Police officers have testified that charges were laid against staff and customers at Goliath’s bathhouse after undercover cops posing as gay customers saw naked men masturbating. Police officers testified that they originally launched an undercover investigation after a couple of anonymous callers told them that group sex and prostitution were occurring in the bathhouse. However, even after several different sting operations involving undercover cops posing as gay customers, no evidence of either was discovered.

Lock questions why the police still decided to proceed with charges.

"There’s never been any refuting of the fact that Goliath’s is a sexual environment," says Lock. "The fact that men may have been sitting watching porn and fondling themselves or fondling themselves (in their rooms) with the door open, I don’t see that as obscene."

Lock says such behavior is commonplace in bathhouses across North America. "It’s a signal to indicate that that individual is interested in someone approaching him," says Lock.

Crown Prosecutor David Torske said in his opening statement that the fact that Goliath’s was a gay bathhouse was "immaterial" and he said the same charges would have been laid if the customers involved had been male and female.

All the evidence that has been presented at the trial has been in the form of a voir dire (a trial within a trial) to determine whether the evidence obtained by police should be admissible.
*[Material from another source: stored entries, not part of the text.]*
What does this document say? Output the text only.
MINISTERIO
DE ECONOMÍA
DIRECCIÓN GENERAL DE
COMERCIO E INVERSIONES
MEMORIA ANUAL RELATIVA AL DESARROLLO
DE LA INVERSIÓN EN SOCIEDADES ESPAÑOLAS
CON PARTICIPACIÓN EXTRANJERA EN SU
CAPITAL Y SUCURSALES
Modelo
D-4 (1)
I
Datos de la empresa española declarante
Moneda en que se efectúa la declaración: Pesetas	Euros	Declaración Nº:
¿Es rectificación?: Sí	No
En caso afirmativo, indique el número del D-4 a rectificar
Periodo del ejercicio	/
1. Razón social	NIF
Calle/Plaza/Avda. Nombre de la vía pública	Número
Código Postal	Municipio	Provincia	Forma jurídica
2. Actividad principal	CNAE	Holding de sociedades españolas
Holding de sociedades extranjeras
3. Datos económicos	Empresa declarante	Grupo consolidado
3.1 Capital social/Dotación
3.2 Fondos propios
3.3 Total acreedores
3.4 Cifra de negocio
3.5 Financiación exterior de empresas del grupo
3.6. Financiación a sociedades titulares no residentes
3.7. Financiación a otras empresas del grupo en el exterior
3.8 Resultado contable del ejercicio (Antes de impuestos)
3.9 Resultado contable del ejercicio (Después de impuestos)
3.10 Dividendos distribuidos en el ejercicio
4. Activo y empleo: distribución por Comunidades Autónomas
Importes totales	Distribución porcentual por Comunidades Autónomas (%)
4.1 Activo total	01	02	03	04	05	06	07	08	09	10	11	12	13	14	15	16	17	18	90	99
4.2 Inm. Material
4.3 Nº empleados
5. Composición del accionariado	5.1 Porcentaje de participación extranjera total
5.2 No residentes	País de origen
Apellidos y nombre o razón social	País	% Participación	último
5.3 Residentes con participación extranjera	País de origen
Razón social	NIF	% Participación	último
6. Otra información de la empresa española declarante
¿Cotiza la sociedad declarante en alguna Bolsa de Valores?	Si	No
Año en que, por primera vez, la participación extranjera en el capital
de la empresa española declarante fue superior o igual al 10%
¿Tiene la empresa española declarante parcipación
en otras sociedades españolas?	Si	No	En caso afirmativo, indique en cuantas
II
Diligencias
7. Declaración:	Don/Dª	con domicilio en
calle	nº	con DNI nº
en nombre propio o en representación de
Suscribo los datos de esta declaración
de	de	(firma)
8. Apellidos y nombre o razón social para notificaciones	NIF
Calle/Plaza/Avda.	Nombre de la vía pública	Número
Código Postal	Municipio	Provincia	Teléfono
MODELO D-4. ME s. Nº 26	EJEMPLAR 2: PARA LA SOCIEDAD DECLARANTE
Defence lawyer John Bascom is arguing that police had insufficient grounds to launch the investigation and therefore it was a violation of his clients’ Charter rights.

"For police officers to commence the investigation there has to be more than what they had here," said Bascom in an interview with Fast Forward. "An investigation based on unsubstantiated tips is not appropriate."

Meanwhile, Crown prosecutor David Torske told the court that if the evidence was declared admissible he would go on to argue that "the nature of sexual activity that occurred on the premises… would run afoul of the community standards of tolerance."

Court heard that the police investigation began in April, 2002 after the vice unit received an anonymous phone call from a man who told vice unit Detective Cameron Brooks that he wasn’t gay but he’d gone to the bathhouse to check it out because he was interested in starting one himself "and he was wondering about the legalities (of a bathhouse)." Brooks said he decided there could be cause for a bawdyhouse investigation because the anonymous caller said rooms were being rented for sex and there were men "lying naked in rooms inviting promiscuous sex."

Brooks testified that he and three other police officers went to the bar portion of Goliath’s on May 7, 2002, but didn’t find any evidence of criminal activity so the investigation was "abandoned."

However, Brooks said the investigation resumed after the vice unit received another anonymous phone call September 20, 2002 who identified himself as a male prostitute. He claimed he’d had sex for money at Goliath’s and he’d also seen group sex taking place there.

Detective Nina Vaughan also testified that she’d told Brooks about a conversation she had with a 16-year-old boy was involved in the sex trade who said he’d taken johns to Goliath’s and seen group sex occurring there. However, the boy died in a car accident last year so he was unable to testify.

Between October and December, Calgary police sent undercover cops into the bathhouse several times to pose as gay customers. Undercover officers testified that on the first two visits they didn’t observe any criminal or "indecent acts occurring."

However, in later visits they saw men masturbating in the open and in one incidence, one man was masturbating himself and another man at the same time.

Charged in the case are Darrell Zakreski, Lonnie Nomeland, Gerald Rider and Peter Jackson.

Torske and Bascom are expected to make their closing arguments in the voir dire on April 8.